Einmal auf der Bühne im Großen Saal der Elbphilharmonie stehen – dieser Traum geht für einige Hamburgerinnen und Hamburger am 14. Mai 2023 in Erfüllung. Passend zum Motto »Liebe« des diesjährigen Musikfests, startete die Elbphilharmonie 2022 ein mehrteiliges Community-Projekt, zu dem alle Hamburgerinnen und Hamburger eingeladen waren und dessen Ergebnisse im Mai zusammen mit dem Ensemble Resonanz präsentiert werden. Unter dem Titel »Love est. 2023. Wie wir lieben« gingen die Teilnehmenden seit September den Mysterien der Liebe auf den Grund und suchten unter der Anleitung von erfahrenen Künstler:innen und Pädagog:innen Antworten auf eine Frage, die die Menschheit seit jeher beschäftigt: »Was ist Liebe?«

Nach einer gemeinsamen Auftaktveranstaltung im Herbst kamen am 20. Januar 2023 erstmals wieder alle Beteiligten zum »Bergfest« im Kleinen Saal der Elbphilharmonie zusammen, um ihre Projekt-Ergebnisse aufzuführen und sich über ihre Erfahrungen auszutauschen.

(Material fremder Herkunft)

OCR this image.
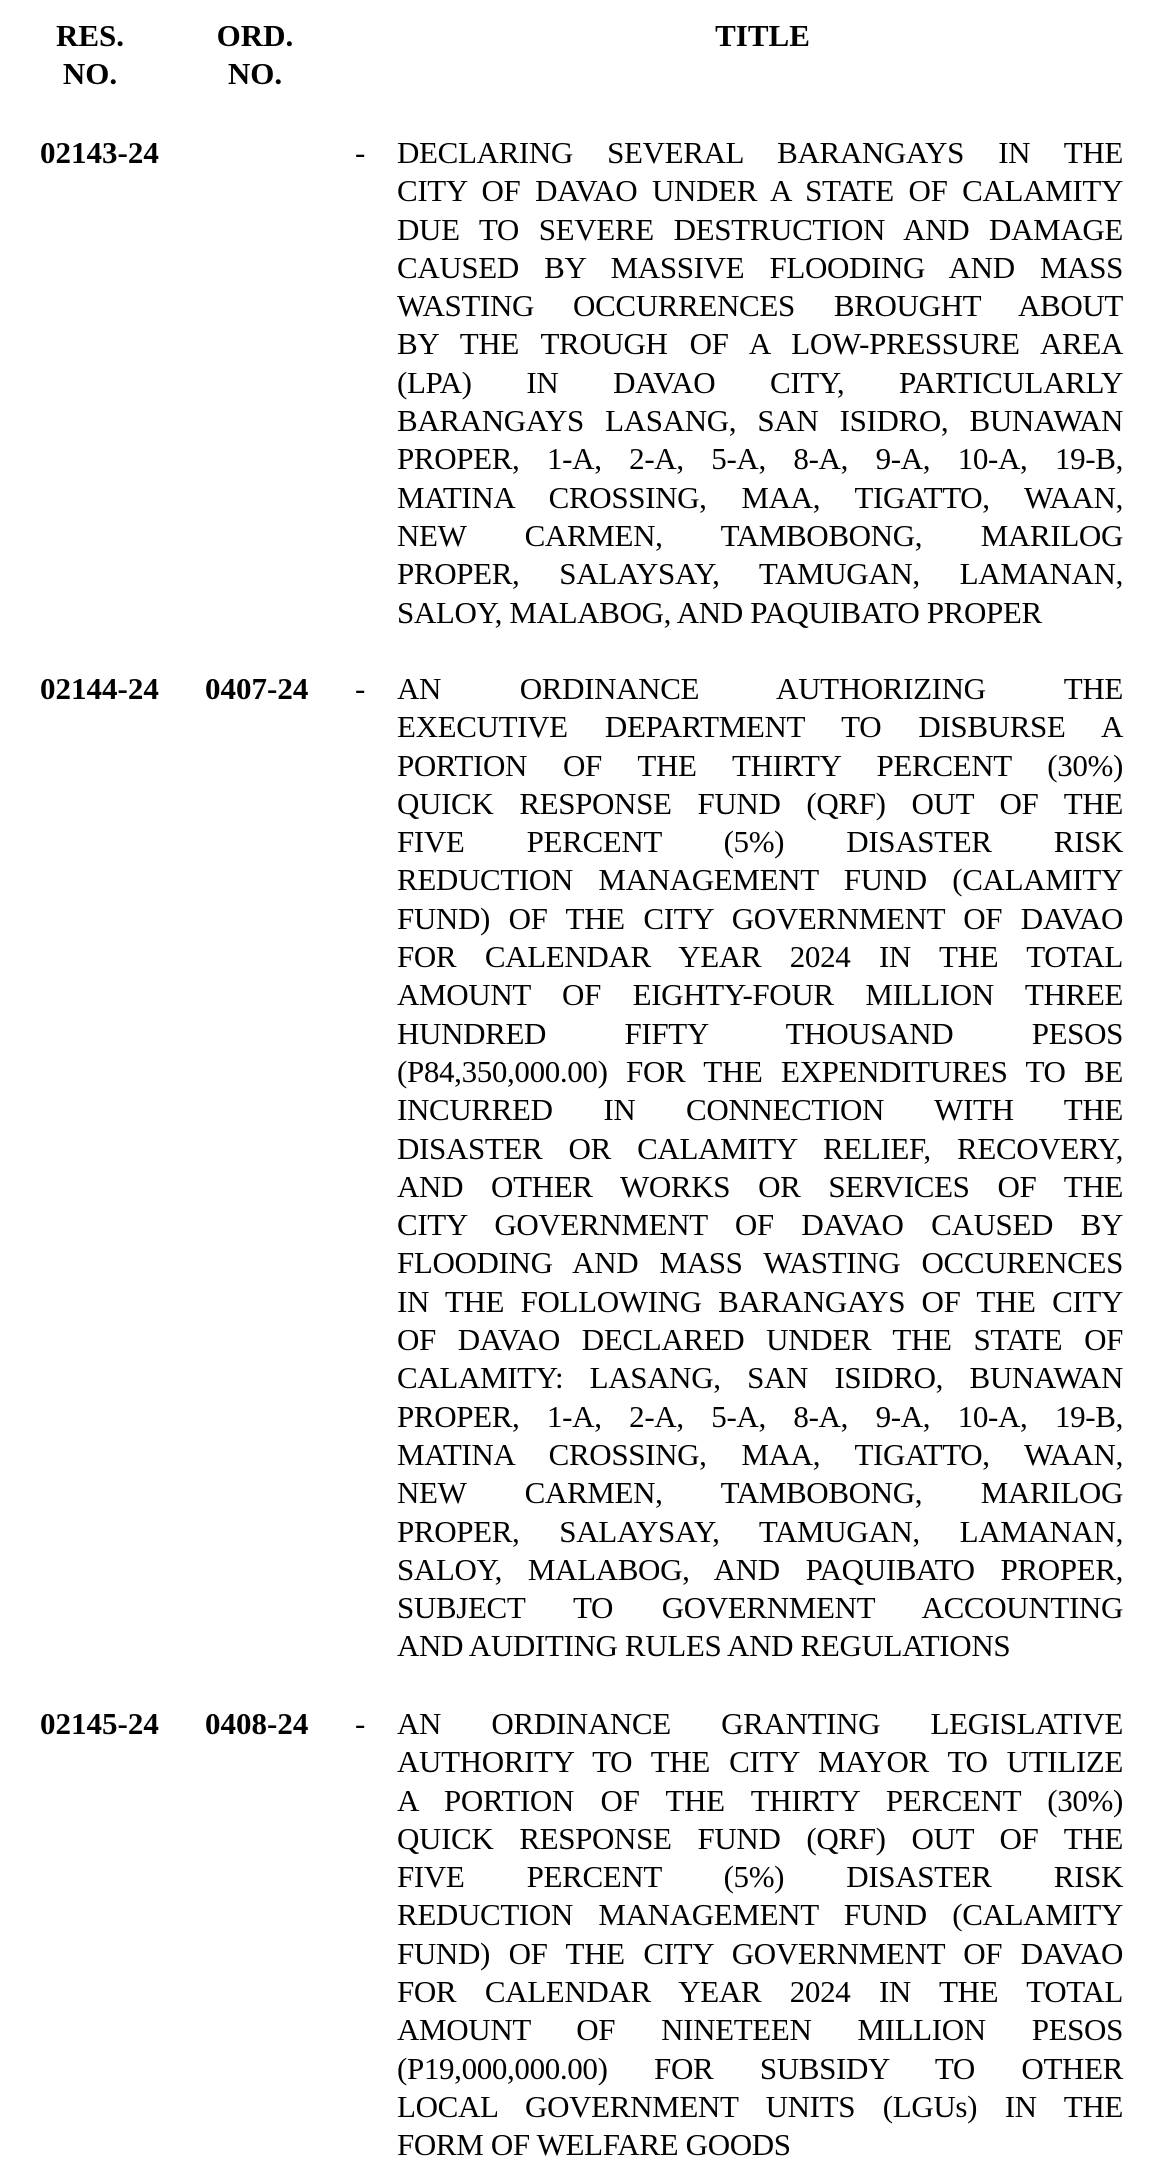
RES.
NO.
ORD.
NO.
TITLE
02143-24	- DECLARING SEVERAL BARANGAYS IN THE
CITY OF DAVAO UNDER A STATE OF CALAMITY
DUE TO SEVERE DESTRUCTION AND DAMAGE
CAUSED BY MASSIVE FLOODING AND MASS
WASTING OCCURRENCES BROUGHT ABOUT
BY THE TROUGH OF A LOW-PRESSURE AREA
(LPA) IN DAVAO CITY, PARTICULARLY
BARANGAYS LASANG, SAN ISIDRO, BUNAWAN
PROPER, 1-A, 2-A, 5-A, 8-A, 9-A, 10-A, 19-B,
MATINA CROSSING, MAA, TIGATTO, WAAN,
NEW CARMEN, TAMBOBONG, MARILOG
PROPER, SALAYSAY, TAMUGAN, LAMANAN,
SALOY, MALABOG, AND PAQUIBATO PROPER
02144-24 0407-24 - AN ORDINANCE AUTHORIZING THE
EXECUTIVE DEPARTMENT TO DISBURSE A
PORTION OF THE THIRTY PERCENT (30%)
QUICK RESPONSE FUND (QRF) OUT OF THE
FIVE PERCENT (5%) DISASTER RISK
REDUCTION MANAGEMENT FUND (CALAMITY
FUND) OF THE CITY GOVERNMENT OF DAVAO
FOR CALENDAR YEAR 2024 IN THE TOTAL
AMOUNT OF EIGHTY-FOUR MILLION THREE
HUNDRED FIFTY THOUSAND PESOS
(P84,350,000.00) FOR THE EXPENDITURES TO BE
INCURRED IN CONNECTION WITH THE
DISASTER OR CALAMITY RELIEF, RECOVERY,
AND OTHER WORKS OR SERVICES OF THE
CITY GOVERNMENT OF DAVAO CAUSED BY
FLOODING AND MASS WASTING OCCURENCES
IN THE FOLLOWING BARANGAYS OF THE CITY
OF DAVAO DECLARED UNDER THE STATE OF
CALAMITY: LASANG, SAN ISIDRO, BUNAWAN
PROPER, 1-A, 2-A, 5-A, 8-A, 9-A, 10-A, 19-B,
MATINA CROSSING, MAA, TIGATTO, WAAN,
NEW CARMEN, TAMBOBONG, MARILOG
PROPER, SALAYSAY, TAMUGAN, LAMANAN,
SALOY, MALABOG, AND PAQUIBATO PROPER,
SUBJECT TO GOVERNMENT ACCOUNTING
AND AUDITING RULES AND REGULATIONS
02145-24 0408-24 - AN ORDINANCE GRANTING LEGISLATIVE
AUTHORITY TO THE CITY MAYOR TO UTILIZE
A PORTION OF THE THIRTY PERCENT (30%)
QUICK RESPONSE FUND (QRF) OUT OF THE
FIVE PERCENT (5%) DISASTER RISK
REDUCTION MANAGEMENT FUND (CALAMITY
FUND) OF THE CITY GOVERNMENT OF DAVAO
FOR CALENDAR YEAR 2024 IN THE TOTAL
AMOUNT OF NINETEEN MILLION PESOS
(P19,000,000.00) FOR SUBSIDY TO OTHER
LOCAL GOVERNMENT UNITS (LGUs) IN THE
FORM OF WELFARE GOODS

Denn so vielfältig wie die Menschen der Stadt, so unterschiedliche sind auch ihre Geschichten und ihre Gedanken zum Thema Liebe. Die einen verbinden damit besondere Menschen, ihre Familie, den Partner, die Partnerin, oder ihre Freundinnen und Freunde. Andere lieben ihr Haustier, ein Hobby oder einen für sie besonders wertvollen Gegenstand. Wieder andere lieben ihre Heimat und die Natur. Und so vielfältig wie die Liebe selbst, sind auch ihre Erscheinungsformen. Die einen verleihen ihrer Zuneigung durch Worte Ausdruck, manchmal genügt aber auch ein kurzer Blick, eine kleine Bewegung, oder eine liebliche Melodie. Deshalb standen unterschiedliche Workshops mit verschiedenen Kunstformen zur Auswahl.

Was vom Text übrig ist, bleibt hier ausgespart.